The decision, triggered by historically low water levels in one of the river’s key reservoirs, Lake Powell in Utah, is unprecedented and significant.
It caps years of excessive water use in an arid region that has seen some of its driest years on record in recent years, especially the past two years where flows to Lake Powell have been the lowest in 100 years.
Despite steadily dropping water levels in Lake Powell and Lake Mead over the past few years, communities most dependent on this vulnerable resource have taken few steps to reduce their demands on the system. In June, for example, the city of Phoenix blew past its historic water use record, spiking at 420 million gallons of water used on a single day.
This record-breaking water use is almost entirely the result of poor water pricing, which undervalues this precious resource. In Phoenix, residential water users pay the same flat fee year-round, a fee that entitles them to 67 percent more water in the summer months, when most of it is sprayed on lawns. Americans like cheap water, and when it’s cheap they use a lot of it. But as it turns out, low-priced water and resplendent green lawns in 119-degree Phoenix are not viable.
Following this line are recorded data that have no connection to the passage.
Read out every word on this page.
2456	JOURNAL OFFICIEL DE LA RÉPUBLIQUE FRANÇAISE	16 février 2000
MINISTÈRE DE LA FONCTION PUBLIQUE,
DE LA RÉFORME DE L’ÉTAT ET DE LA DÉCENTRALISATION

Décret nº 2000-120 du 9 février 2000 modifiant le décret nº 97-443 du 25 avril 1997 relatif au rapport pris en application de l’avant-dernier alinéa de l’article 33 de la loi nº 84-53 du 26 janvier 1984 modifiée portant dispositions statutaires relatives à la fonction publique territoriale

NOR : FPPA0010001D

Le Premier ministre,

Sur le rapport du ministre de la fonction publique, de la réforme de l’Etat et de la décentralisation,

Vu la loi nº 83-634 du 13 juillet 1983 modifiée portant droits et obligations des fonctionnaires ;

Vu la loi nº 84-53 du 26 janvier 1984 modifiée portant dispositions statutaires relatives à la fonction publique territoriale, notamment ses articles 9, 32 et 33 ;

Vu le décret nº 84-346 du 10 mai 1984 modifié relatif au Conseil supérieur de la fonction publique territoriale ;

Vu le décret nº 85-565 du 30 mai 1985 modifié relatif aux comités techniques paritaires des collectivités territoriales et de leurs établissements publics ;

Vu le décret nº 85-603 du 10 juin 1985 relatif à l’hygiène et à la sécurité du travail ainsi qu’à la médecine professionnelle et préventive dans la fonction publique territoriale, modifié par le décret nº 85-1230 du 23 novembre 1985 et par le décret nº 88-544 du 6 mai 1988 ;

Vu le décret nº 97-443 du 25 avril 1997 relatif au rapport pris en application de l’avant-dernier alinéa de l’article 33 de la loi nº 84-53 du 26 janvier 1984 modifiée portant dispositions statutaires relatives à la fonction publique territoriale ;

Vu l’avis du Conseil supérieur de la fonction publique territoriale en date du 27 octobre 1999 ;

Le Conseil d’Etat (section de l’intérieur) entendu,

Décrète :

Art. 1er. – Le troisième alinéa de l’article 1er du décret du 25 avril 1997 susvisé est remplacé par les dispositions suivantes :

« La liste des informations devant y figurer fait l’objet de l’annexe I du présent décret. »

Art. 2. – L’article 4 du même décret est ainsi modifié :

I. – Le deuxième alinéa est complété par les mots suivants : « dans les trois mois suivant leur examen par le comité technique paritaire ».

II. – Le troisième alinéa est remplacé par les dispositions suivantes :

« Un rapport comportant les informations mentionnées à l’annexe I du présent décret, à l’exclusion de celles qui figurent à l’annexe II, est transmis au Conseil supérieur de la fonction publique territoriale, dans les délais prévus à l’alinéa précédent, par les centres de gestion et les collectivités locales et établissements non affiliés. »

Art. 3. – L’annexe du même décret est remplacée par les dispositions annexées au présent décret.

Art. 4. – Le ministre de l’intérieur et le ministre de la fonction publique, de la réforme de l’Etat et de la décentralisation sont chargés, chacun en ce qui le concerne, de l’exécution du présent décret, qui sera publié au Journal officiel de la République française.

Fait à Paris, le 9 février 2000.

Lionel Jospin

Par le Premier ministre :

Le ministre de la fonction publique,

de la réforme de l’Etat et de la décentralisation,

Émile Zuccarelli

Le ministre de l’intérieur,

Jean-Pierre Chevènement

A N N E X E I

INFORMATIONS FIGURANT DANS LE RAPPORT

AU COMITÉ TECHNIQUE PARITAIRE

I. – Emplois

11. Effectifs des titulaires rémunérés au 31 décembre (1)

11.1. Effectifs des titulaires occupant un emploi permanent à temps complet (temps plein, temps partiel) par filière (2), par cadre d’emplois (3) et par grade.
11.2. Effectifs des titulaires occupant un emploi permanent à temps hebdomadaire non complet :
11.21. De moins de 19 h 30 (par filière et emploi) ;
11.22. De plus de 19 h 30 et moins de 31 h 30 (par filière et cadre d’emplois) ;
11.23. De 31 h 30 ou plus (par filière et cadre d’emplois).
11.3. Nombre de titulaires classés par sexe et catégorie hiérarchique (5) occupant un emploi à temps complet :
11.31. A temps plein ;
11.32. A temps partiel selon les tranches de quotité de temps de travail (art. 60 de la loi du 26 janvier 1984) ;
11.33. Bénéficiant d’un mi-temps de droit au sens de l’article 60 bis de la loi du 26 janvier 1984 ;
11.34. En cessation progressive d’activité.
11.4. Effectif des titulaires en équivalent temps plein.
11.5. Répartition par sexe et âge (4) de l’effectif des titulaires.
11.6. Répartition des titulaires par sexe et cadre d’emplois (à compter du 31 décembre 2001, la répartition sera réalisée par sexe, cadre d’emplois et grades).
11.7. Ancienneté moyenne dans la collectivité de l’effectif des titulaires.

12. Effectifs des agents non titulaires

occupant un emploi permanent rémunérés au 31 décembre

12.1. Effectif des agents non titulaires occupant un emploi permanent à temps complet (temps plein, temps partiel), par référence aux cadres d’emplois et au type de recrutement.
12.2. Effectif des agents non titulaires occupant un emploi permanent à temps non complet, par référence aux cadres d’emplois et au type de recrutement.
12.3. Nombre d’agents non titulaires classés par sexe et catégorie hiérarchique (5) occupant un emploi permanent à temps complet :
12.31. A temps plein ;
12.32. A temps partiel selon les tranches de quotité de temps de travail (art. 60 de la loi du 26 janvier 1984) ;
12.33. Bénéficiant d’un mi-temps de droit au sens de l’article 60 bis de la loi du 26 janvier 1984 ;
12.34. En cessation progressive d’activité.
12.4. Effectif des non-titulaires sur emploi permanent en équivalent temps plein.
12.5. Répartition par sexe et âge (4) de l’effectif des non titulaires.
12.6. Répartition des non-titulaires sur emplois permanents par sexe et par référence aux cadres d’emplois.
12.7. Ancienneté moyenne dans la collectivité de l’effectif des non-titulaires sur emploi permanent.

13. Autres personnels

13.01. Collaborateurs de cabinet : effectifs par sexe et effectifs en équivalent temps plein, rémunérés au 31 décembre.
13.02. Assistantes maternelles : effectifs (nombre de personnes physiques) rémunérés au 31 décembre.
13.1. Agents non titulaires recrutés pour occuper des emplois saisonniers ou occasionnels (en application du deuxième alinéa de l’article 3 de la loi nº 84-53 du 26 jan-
The costs of maintaining unsustainable water use are spiraling out of control. The U.S. Environmental Protection Agency estimates that our nation’s water systems will need to spend at least $300 billion by 2030 simply to keep our existing drinking water infrastructure reliable. When you add in the cost of developing new water supplies, treatment plants and transmission systems to accommodate growth – whether $20 billion for new reservoirs and pipelines in North Texas or $7 billion for a new 263-mile pipeline for Las Vegas – the numbers become even more startling. The fact that the federal government no longer pays for such projects – as it did decades ago – means there are no deep pockets to subsidize our continued water bonanza.